O Globo
A agropecuária foi atingida pela seca,
encolheu no segundo trimestre e isso puxou o número do PIB para um ligeiro
negativo, de -0,1%. A crise hídrica está batendo também na inflação que, com o
novo aumento das bandeiras tarifárias anunciado na terça-feira, pode chegar a
10% em agosto e superar 8% no ano. Isso encolhe o consumo das famílias que
neste segundo trimestre ficou estagnado. Os investimentos tiveram uma queda de
3,6%, o pior resultado pelo lado da demanda. As medidas de restrição de consumo
vão afetar o PIB do quarto trimestre, que pode até ser negativo. A incerteza em
relação à pandemia cresce em setembro, mas a vacinação pode ajudar a reduzir a
crise sanitária no fim do ano. O pior fator de incerteza na economia são os
conflitos criados pelo presidente Bolsonaro.
A economia está sofrendo o impacto dos eventos de todas as áreas, as incertezas hídricas, sanitárias, políticas. A demora de ação na gestão da crise hídrica, da mesma forma que houve na pandemia, acabou aumentando o problema. O preço está subindo mais exatamente porque o governo dizia que estava tudo sob controle. O negacionismo é sempre um terrível elemento na administração de qualquer crise. Na sanitária, provocou o aumento de mortes e atraso na vacinação. Tudo isso afeta a economia. O PIB este ano terá um número forte porque está sendo comparado com o tombo enorme do ano passado, mas os dados divulgados ontem pelo IBGE foram piores do que o calculado pelo mercado.
O PIB do segundo trimestre foi
decepcionante. Esperava-se estabilidade, mas no terreno positivo, a mediana era
0,2%, mas havia instituições como a Genial apostando em 0,8%. A Tendências
previu exatamente -0,1%. A avaliação é que os serviços teriam um crescimento
mais forte e aumentaram em 0,7%. A retomada do setor é a grande aposta para
resultados melhores nos próximos trimestres, porque o avanço da vacinação vai
permitindo a normalização desse tipo de atividade. Mas a restrição provocada
pela crise hídrica pode levar o último trimestre até a um resultado negativo,
diz Sergio Vale, da Mendonça de Barros Associados.

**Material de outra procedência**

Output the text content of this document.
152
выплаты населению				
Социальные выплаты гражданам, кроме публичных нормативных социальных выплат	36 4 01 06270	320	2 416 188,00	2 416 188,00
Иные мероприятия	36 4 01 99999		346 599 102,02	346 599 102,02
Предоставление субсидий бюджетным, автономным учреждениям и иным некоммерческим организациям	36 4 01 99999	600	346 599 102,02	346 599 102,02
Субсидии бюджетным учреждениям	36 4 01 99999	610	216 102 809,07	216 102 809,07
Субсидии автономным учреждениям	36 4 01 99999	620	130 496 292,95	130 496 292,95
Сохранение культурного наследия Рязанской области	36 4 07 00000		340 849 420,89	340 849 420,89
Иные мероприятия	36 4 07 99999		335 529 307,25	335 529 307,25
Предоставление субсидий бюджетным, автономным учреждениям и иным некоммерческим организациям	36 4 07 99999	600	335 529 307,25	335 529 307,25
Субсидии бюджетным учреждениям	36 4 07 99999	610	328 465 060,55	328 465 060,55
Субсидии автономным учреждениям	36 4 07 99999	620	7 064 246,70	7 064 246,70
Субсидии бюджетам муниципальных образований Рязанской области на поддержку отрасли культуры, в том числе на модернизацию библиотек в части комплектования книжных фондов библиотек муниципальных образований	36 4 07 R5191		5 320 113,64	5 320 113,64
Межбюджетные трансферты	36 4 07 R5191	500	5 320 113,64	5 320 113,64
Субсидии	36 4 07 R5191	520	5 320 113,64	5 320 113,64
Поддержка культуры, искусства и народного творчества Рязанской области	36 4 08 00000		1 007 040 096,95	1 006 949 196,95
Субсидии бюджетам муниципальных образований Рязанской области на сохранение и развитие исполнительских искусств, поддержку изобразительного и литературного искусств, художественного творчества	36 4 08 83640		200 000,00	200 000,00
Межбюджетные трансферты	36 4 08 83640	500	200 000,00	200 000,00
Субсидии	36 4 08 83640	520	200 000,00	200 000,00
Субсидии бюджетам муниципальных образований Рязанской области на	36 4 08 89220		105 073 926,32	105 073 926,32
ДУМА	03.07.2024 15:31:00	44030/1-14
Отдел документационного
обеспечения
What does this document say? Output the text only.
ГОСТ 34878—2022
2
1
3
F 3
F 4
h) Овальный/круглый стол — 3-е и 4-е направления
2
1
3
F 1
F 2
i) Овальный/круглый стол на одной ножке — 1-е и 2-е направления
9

A MB reviu a inflação do ano para 8,3%, com
o pico chegando a 10% em setembro, e isso por causa da nova bandeira tarifária
que eleva em mais 7% o preço da energia este ano. A energia residencial já
subiu 10% até julho e não há qualquer garantia de que vai parar por aí, o custo
das térmicas continua acumulando um déficit para ser pago por todos os
consumidores, que aliás vão financiar também o bônus dos que conseguirem
reduzir o consumo. O Itaú informou que o resultado do PIB do segundo trimestre
colocou um viés negativo para o crescimento deste ano. Previa 5,7%, um dos
números mais altos do mercado. Para o ano que vem, o banco há algum tempo reduziu
a previsão para 1,5%. O Bradesco iniciou seu relatório dizendo que “as
incertezas fiscais voltaram a reduzir a visibilidade do cenário” e revisou a
inflação do ano para 7,8% e o crescimento do ano que vem para 1,8%. Alertou que
as volatilidades vão continuar.
Os relatórios dos bancos e consultorias
divulgados ontem indicaram que o grande carregamento estatístico deste ano —
efeito da comparação com a queda forte do ano passado — continuará produzindo
números positivos no segundo semestre. Mas isso nem de longe é crescimento
sustentado. O ano que vem murcha, a inflação está elevando as projeções de
taxas de juros, o desemprego teve um número melhor em junho, mas principalmente
por aumento das vagas informais. A crise hídrica abre uma gigantesca avenida de
incerteza sobre a economia.
Crise hídrica afetando produção e preço,
pandemia ainda não debelada, juros altos, desemprego forte, risco fiscal
elevado já seriam sombras suficientes sobre a economia. Mas o governo é um
gerador de crises políticas e institucionais pelo comportamento desorganizador
do presidente da República. Isso bate no dólar, aumenta a inflação, que eleva
os juros, que reduz a perspectiva de crescimento. Quanto mais a inflação subir
neste fim de ano, menor será o espaço fiscal com o qual o governo conta para os
planos eleitorais do ano que vem. Para se ter ideia, o parâmetro usado no
Orçamento era de uma inflação de 6,2% este ano — e as projeções estão perto de
8% ou até mais — e um crescimento de 2,5% em 2022 que hoje ninguém mais aposta.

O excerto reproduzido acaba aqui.